AT THE foot of the monolithic Mt Borah they wait, minds ablaze but eyes with an icy resolve.
In less than an hour, the close to 100 men and women – of all ages and from all across the globe – will launch themselves from the mountain and into the blue abyss.
Supported only by a harness and a fabric wing, the gliders will soar for up to 300km, using thermal currents to propel them as far as Queensland.
It’s fascinating, it’s exhilarating – it’s paragliding.
And Manilla just happens to be one of the best launch pads in the world for the sport.
Brandon O’Donnell, a young father from the Gold Coast, was among the throng of competitors at the base camp yesterday morning.
He said while he wasn’t “a risk taker by nature”, the sport had captured his imagination from the moment his feet left Mt Borah for the first time 12 years ago.
“I played a lot of basketball when I was younger but I started doing shift work and I wanted to find something that I could just do on a day off,” Mr O’Donnell said.
“I just love it; I’ve been coming here every year.”
The art of paragliding, he said, was looking for spots where the sun hits the ground with the most intensity, setting off “thermals” which help gliders rise through the air.
“You’re looking for brown paddocks, rock faces, anything you know will heat up better,” he said.
Depending on the thermal currents, competitors can fly anywhere from a few hundred metres to hundreds of kilometres, before coming to rest in a paddock and calling a retrieval vehicle to be picked up.

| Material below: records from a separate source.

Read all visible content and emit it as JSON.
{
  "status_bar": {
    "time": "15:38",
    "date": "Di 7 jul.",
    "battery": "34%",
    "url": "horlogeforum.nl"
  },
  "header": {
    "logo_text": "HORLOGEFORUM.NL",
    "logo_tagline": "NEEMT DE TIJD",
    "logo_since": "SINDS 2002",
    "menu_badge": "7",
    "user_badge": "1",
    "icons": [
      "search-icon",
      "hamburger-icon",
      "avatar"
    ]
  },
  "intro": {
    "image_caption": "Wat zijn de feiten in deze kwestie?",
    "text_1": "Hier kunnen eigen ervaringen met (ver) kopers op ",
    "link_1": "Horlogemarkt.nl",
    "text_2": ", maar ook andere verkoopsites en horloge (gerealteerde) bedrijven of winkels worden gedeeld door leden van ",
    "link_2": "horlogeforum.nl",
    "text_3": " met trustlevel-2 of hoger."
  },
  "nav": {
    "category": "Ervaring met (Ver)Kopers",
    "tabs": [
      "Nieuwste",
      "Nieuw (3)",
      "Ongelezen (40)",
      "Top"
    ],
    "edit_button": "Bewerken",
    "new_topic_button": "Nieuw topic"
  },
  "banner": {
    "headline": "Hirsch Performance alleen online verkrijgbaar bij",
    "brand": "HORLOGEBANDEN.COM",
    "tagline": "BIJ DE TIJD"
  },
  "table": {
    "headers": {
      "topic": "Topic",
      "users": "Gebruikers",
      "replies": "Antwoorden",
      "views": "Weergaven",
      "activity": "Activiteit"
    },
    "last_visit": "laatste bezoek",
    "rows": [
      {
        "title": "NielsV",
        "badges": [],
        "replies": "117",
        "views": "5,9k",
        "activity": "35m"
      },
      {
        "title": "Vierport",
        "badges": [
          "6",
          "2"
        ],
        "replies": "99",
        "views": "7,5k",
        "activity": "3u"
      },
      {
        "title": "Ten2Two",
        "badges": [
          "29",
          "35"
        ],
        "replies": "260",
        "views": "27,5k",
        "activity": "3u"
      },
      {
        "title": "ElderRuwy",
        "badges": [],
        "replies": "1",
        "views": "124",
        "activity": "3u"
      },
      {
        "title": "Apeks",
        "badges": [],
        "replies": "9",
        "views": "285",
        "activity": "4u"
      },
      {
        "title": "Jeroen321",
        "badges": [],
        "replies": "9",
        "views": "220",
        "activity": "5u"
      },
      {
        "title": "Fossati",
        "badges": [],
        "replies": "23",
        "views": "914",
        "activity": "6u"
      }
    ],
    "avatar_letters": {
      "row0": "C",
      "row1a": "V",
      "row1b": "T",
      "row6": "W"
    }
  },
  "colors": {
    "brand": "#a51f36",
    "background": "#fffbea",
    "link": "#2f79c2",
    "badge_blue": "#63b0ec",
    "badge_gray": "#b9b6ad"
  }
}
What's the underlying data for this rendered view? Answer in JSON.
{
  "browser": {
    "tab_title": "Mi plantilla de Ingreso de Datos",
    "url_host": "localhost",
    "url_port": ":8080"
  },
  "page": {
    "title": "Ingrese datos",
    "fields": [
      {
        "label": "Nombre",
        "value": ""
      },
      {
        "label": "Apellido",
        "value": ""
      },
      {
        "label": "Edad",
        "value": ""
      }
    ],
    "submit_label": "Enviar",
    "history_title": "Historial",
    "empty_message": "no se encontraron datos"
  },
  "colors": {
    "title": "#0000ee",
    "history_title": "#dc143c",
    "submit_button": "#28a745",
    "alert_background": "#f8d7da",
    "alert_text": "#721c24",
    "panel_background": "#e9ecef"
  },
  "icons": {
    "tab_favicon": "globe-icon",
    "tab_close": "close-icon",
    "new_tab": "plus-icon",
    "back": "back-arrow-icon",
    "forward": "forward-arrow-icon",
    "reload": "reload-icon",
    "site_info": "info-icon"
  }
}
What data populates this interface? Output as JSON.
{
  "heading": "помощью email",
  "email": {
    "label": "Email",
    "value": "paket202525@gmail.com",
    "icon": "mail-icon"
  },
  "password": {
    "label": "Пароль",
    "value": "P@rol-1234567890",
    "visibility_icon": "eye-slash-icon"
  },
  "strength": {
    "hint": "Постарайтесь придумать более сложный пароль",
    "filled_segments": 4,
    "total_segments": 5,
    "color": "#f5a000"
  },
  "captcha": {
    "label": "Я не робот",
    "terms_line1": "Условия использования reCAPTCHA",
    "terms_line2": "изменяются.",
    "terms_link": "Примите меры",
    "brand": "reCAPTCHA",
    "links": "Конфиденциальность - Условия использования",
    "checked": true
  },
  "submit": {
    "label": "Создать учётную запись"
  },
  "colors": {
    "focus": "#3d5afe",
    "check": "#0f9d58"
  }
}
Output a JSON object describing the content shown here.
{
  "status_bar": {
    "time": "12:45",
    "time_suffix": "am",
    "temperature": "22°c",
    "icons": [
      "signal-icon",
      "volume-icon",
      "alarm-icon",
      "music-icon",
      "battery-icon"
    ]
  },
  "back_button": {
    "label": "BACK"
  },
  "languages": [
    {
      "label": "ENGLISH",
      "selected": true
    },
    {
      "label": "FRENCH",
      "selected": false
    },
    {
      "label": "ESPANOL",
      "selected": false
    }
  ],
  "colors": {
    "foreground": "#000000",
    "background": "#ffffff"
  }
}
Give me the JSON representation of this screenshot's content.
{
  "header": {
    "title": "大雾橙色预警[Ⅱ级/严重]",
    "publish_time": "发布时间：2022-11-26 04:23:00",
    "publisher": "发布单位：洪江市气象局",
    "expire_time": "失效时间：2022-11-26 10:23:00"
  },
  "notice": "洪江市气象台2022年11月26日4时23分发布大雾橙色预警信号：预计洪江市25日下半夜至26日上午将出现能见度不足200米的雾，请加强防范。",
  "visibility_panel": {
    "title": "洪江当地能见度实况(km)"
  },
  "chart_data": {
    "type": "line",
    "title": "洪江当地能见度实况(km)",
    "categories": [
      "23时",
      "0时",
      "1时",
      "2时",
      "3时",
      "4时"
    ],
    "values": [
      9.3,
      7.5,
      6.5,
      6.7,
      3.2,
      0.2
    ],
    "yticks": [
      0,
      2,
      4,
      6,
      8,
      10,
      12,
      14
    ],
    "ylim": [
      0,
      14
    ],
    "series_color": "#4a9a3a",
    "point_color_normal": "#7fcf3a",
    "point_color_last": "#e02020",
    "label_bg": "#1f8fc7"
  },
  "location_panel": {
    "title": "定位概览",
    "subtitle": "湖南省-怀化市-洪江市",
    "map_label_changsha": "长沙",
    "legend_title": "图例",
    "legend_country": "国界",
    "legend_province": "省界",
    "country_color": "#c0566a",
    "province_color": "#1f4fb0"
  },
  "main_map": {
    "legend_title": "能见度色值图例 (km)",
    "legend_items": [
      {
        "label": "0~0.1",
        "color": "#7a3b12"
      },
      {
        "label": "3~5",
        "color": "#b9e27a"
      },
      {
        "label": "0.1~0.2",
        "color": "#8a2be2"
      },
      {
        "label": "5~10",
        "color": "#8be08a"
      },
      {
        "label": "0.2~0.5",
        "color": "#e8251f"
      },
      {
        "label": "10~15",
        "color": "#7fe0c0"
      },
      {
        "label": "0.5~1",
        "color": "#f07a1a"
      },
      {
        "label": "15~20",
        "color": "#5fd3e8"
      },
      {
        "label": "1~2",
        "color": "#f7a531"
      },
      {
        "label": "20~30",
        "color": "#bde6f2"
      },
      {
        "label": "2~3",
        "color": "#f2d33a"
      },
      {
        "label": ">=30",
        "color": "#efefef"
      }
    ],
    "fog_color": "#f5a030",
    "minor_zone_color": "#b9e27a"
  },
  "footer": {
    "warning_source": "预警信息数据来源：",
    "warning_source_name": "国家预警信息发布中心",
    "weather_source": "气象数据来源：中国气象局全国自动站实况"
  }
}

His record flight is 150km, when he flew from Manilla to Moree.
“You can get stranded sometimes ... there was a guy the other day who lost radio contact with the crew and had to walk four hours with his pack. Other guys hitchhike back if they can,” Mr O’Donnell said.
The real dangers, he said, were in the air, including the chance of a mid-air collision at about 40km/h with another glider.
“You’re constantly looking around. It’s like driving on a highway,” he said.
Manilla XC Camp 2014 organiser and world-renowned paraglider Godfrey Wenness said one of the appeals of the sport was its simplicity.
“You’ve got an aircraft that fits into a backpack and you’re up in the air with the eagles,” Mr Wenness said.